Marrouche N.,Norwich University |
Grattan C.,Norwich University |
Grattan C.,St Johns Institute of Dermatology
Current Opinion in Allergy and Clinical Immunology | Year: 2012
Purpose of review: The present article reviews childhood urticaria. It provides an update on the current understanding of its pathophysiology and highlights the current practice in the management of this condition. Recent finding: Progress has been made in understanding the pathophysiology of urticaria with the elucidation of an autoimmune basis in a significant proportion of children with chronic spontaneous urticaria. H1-antihistamines remain the mainstay of therapy, but there is increasing awareness on the risks of sedating first-generation antihistamines. Omalizumab is increasingly being used off-license in the most refractory cases. Summary: Urticaria is a common disease that affects children and adults. However, paediatric urticaria has specific features and remains poorly understood. Acute spontaneous urticaria is the most common clinical presentation in childhood.
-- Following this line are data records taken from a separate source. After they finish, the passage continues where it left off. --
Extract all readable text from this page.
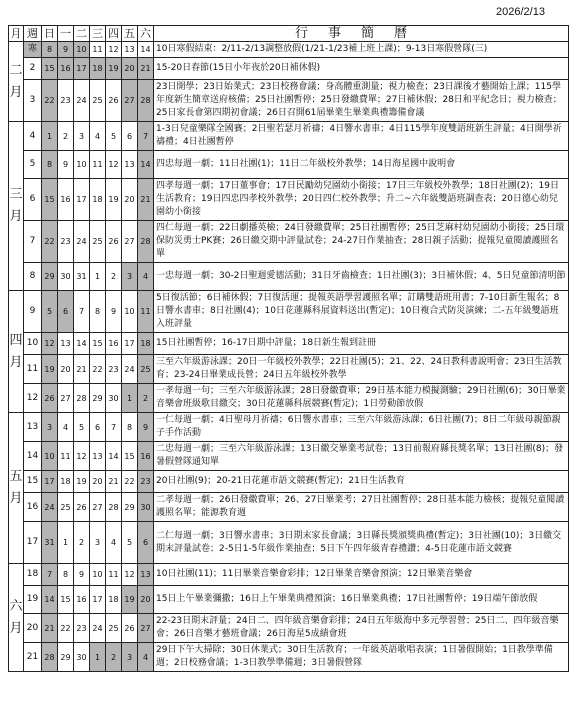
2026/2/13
月	週	日	一	二	三	四	五	六	行事簡曆
二月	寒	8	9	10	11	12	13	14	10日寒假結束：2/11-2/13調整放假(1/21-1/23補上班上課)；9-13日寒假營隊(三)
	2	15	16	17	18	19	20	21	15-20日春節(15日小年夜於20日補休假)
	3	22	23	24	25	26	27	28	23日開學；23日始業式；23日校務會議；身高體重測量；視力檢查；23日課後才藝開始上課；115學年度新生簡章送府核備；25日社團暫停；25日發繳費單；27日補休假；28日和平紀念日；視力檢查；25日家長會第四期初會議；26日召開61屆畢業生畢業典禮籌備會議
三月	4	1	2	3	4	5	6	7	1-3日兒童樂隊全國賽；2日聖若瑟月祈禱；4日響水書車；4日115學年度雙語班新生評量；4日開學祈禱禮；4日社團暫停
	5	8	9	10	11	12	13	14	四忠每週一劇；11日社團(1)；11日二年級校外教學；14日海星國中說明會
	6	15	16	17	18	19	20	21	四孝每週一劇；17日董事會；17日民勵幼兒園幼小銜接；17日三年級校外教學；18日社團(2)；19日生活教育；19日四忠四孝校外教學；20日四仁校外教學；升二~六年級雙語班調查表；20日德心幼兒園幼小銜接
	7	22	23	24	25	26	27	28	四仁每週一劇；22日劇播英檢；24日發繳費單；25日社團暫停；25日芝麻村幼兒園幼小銜接；25日環保防災勇士PK賽；26日繳交期中評量試卷；24-27日作業抽查；28日親子活動；提報兒童閱讀護照名單
	8	29	30	31	1	2	3	4	一忠每週一劇；30-2日聖週愛德活動；31日牙齒檢查；1日社團(3)；3日補休假；4、5日兒童節清明節
四月	9	5	6	7	8	9	10	11	5日復活節；6日補休假；7日復活運；提報英語學習護照名單；訂購雙語班用書；7-10日新生報名；8日響水書車；8日社團(4)；10日花蓮縣科展資料送出(暫定)；10日複合式防災演練；二-五年級雙語班入班評量
	10	12	13	14	15	16	17	18	15日社團暫停；16-17日期中評量；18日新生報到註冊
	11	19	20	21	22	23	24	25	三至六年級游泳課；20日一年級校外教學；22日社團(5)；21、22、24日教科書說明會；23日生活教育；23-24日畢業成長營；24日五年級校外教學
	12	26	27	28	29	30	1	2	一孝每週一句；三至六年級游泳課；28日發繳費單；29日基本能力模擬測驗；29日社團(6)；30日畢業音樂會班級歌目繳交；30日花蓮縣科展競賽(暫定)；1日勞動節放假
五月	13	3	4	5	6	7	8	9	一仁每週一劇；4日聖母月祈禱；6日響水書車；三至六年級游泳課；6日社團(7)；8日二年級母親節親子手作活動
	14	10	11	12	13	14	15	16	二忠每週一劇；三至六年級游泳課；13日繳交畢業考試卷；13日前報府縣長獎名單；13日社團(8)；發暑假營隊通知單
	15	17	18	19	20	21	22	23	20日社團(9)；20-21日花蓮市語文競賽(暫定)；21日生活教育
	16	24	25	26	27	28	29	30	二孝每週一劇；26日發繳費單；26、27日畢業考；27日社團暫停；28日基本能力檢核；提報兒童閱讀護照名單；能源教育週
	17	31	1	2	3	4	5	6	二仁每週一劇；3日響水書車；3日期末家長會議；3日縣長獎頒獎典禮(暫定)；3日社團(10)；3日繳交期末評量試卷；2-5日1-5年級作業抽查；5日下午四年級青春禮讚；4-5日花蓮市語文競賽
六月	18	7	8	9	10	11	12	13	10日社團(11)；11日畢業音樂會彩排；12日畢業音樂會預演；12日畢業音樂會
	19	14	15	16	17	18	19	20	15日上午畢業彌撒；16日上午畢業典禮預演；16日畢業典禮；17日社團暫停；19日端午節放假
	20	21	22	23	24	25	26	27	22-23日期末評量；24日二、四年級音樂會彩排；24日五年級海中多元學習營；25日二、四年級音樂會；26日音樂才藝班會議；26日海星5成績會班
	21	28	29	30	1	2	3	4	29日下午大掃除；30日休業式；30日生活教育；一年級英語歌唱表演；1日暑假開始；1日教學準備週；2日校務會議；1-3日教學準備週；3日暑假營隊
It is caused by viral infection in most cases with an identifiable trigger. By contrast, chronic spontaneous urticaria in children may be autoimmune, but more studies are needed to understand the clinical significance of functional autoantibodies in this subgroup of patients. Investigations should always be guided by history. Treatment remains largely symptomatic. H1-antihistamines are the mainstay of therapy but are insufficient to control symptoms in all patients. There is an urgent need for more efficacious therapies. © 2012 Wolters Kluwer Health | Lippincott Williams & Wilkins.